Both words have, over the last two years, found their way into conservatives’ attack on Obamacare, and more recently, with respect to Senate Democrats’ exercising of the so-called “nuclear option”; i.e. a vote to allow the confirmation of presidential appointments with a simple 51-vote majority rather than the 60 previously required.

Apropos Obamacare (OC), conservatives have claimed with it was “jammed” down everyone’s throat, and that congressional Republicans were denied any voice in shaping the bill as it was being crafted. Thus, because the bill in final form, passed without a single GOP vote in either house, it was a “tyrannical” exercise of power by Democrats who, at the time, were in the majority.

There is little basis in fact for such claims. House Republicans put forward five substantive amendments to OC; Senate Republicans, two (1). Some were adopted, some were not. In any case, all told, there were 161 GOP-sponsored amendments to OC that found their way into the bill in its final form. Most of these were, admittedly, “technical” (2) in nature. That this legislation passed without any GOP support may well have more to do with that party’s longstanding disinterest in healthcare reform, especially if it included the name “Obama” (3).

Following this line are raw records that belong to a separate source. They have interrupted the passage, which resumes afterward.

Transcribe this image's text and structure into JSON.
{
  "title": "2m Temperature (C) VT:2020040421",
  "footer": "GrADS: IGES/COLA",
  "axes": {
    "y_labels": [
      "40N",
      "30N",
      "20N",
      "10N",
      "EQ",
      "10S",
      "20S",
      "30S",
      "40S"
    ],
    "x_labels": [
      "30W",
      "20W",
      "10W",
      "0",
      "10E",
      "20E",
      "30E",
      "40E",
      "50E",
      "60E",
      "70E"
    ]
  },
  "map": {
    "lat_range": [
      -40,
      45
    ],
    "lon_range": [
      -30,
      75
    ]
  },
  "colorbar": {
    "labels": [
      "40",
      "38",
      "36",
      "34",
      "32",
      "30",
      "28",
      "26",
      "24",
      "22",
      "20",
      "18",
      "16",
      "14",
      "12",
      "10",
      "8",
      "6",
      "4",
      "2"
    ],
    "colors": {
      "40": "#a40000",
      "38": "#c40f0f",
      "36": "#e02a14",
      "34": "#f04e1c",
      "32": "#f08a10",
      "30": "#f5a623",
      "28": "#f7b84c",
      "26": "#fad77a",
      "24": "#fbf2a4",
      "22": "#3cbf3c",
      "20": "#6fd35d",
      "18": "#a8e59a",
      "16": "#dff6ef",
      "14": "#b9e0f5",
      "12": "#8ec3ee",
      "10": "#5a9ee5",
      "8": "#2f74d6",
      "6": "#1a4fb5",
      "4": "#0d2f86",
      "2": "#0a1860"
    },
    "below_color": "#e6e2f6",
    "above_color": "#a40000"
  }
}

Turning our attention now to Senate Democrats’ exercise of the “nuclear option”, there is this:  Senate Republicans had steadily refused to even bring to the floor for debate, the merits of three individuals that the president had nominated to fill vacancies in various federal courts. The GOP refusal was based on Obama’s unwillingness to accede to demands that had absolutely nothing to do with the qualifications of the three nominees. For example, Sen. Lindsey Graham in outspoken fashion, had declared that he alone would block each of the nominees unless he was supplied with information pertaining to the attack on our compound in Benghazi, Libya.

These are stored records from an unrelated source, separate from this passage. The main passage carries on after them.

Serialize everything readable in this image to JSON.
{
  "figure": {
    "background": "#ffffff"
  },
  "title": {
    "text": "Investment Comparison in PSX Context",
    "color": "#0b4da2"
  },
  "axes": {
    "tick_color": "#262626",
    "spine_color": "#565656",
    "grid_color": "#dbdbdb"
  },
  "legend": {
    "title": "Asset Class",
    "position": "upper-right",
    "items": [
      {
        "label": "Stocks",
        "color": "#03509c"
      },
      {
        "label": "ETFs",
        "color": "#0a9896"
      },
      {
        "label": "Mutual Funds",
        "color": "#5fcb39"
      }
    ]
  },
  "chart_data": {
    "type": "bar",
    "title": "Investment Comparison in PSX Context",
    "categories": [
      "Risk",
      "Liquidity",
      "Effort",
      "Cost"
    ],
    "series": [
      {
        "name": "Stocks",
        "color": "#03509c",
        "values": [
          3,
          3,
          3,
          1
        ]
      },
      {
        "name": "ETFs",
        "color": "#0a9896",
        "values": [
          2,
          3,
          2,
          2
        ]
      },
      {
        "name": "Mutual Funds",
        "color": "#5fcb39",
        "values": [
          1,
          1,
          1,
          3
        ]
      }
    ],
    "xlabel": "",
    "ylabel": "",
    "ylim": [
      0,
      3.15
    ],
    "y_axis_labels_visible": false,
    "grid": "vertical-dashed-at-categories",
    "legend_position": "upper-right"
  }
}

Sen. Graham is not the only Republican who promised to use the same sort of tactic which is best described by the single word, “extortion”. In all such cases, what was to be extorted was completely irrelevant to the nominees’ qualifications, judicial experience and record in being impartial in their proper application of the law. For good reason, then, the president refused to comply, especially since matters like Benghazi had already been subject to multiple, open hearings in both houses. This impasse remained in place for months until finally, the Democrats brought the nuclear option to the floor and passed it. In turn, this will allow Obama’s nominees’ names to move forward for debate and likely, eventual confirmation.

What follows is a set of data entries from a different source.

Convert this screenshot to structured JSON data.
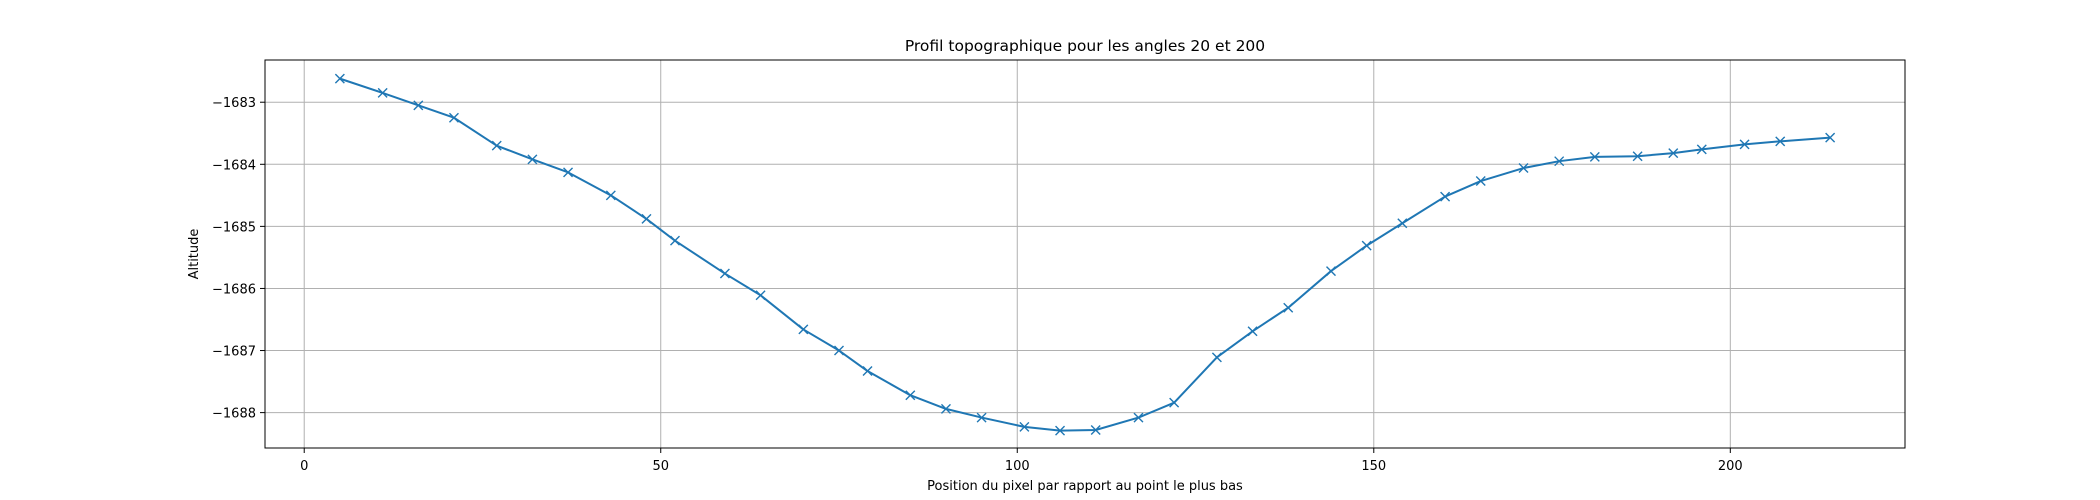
{
  "chart_data": {
    "type": "line",
    "title": "Profil topographique pour les angles 20 et 200",
    "xlabel": "Position du pixel par rapport au point le plus bas",
    "ylabel": "Altitude",
    "xlim": [
      -5.5,
      224.5
    ],
    "ylim": [
      -1688.57,
      -1682.32
    ],
    "xticks": [
      0,
      50,
      100,
      150,
      200
    ],
    "yticks": [
      -1688,
      -1687,
      -1686,
      -1685,
      -1684,
      -1683
    ],
    "grid": true,
    "series": [
      {
        "color": "#1f77b4",
        "marker": "x",
        "x": [
          5,
          11,
          16,
          21,
          27,
          32,
          37,
          43,
          48,
          52,
          59,
          64,
          70,
          75,
          79,
          85,
          90,
          95,
          101,
          106,
          111,
          117,
          122,
          128,
          133,
          138,
          144,
          149,
          154,
          160,
          165,
          171,
          176,
          181,
          187,
          192,
          196,
          202,
          207,
          214
        ],
        "y": [
          -1682.62,
          -1682.85,
          -1683.05,
          -1683.25,
          -1683.7,
          -1683.92,
          -1684.13,
          -1684.5,
          -1684.88,
          -1685.23,
          -1685.76,
          -1686.11,
          -1686.66,
          -1687.0,
          -1687.33,
          -1687.72,
          -1687.94,
          -1688.08,
          -1688.23,
          -1688.29,
          -1688.28,
          -1688.08,
          -1687.84,
          -1687.11,
          -1686.69,
          -1686.31,
          -1685.72,
          -1685.31,
          -1684.95,
          -1684.52,
          -1684.27,
          -1684.06,
          -1683.95,
          -1683.88,
          -1683.87,
          -1683.82,
          -1683.76,
          -1683.68,
          -1683.63,
          -1683.57
        ]
      }
    ]
  }
}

If, in the foregoing recent Senate history, there is any “tyranny”, it was being practiced by the body’s Republican minority. James Madison, one of our most honored Founding Fathers, worried over a “tyranny of the majority” that might come about as a result of the arbitrary/unjust exercise of power by the many over the few. In contrast, in all that he wrote and said, there is no evidence that he was equally concerned that a partisan minority would use the rules of the Senate to bring governance to a halt. Pity that he did not see it coming or he might have warned us. 


1. The Republican House amendments are identified as H.R. 3400, 3468, 3970, 4038 and 4529; in the Senate by S.R. 1099 and 1783.

2. The term “technical” was applied to a portion of the 161 amendments by Sen. Lisa Murkowski (R-Alaska).

3. See “From whence commeth Obamacare” published at this blogsite on Nov. 6, 2013.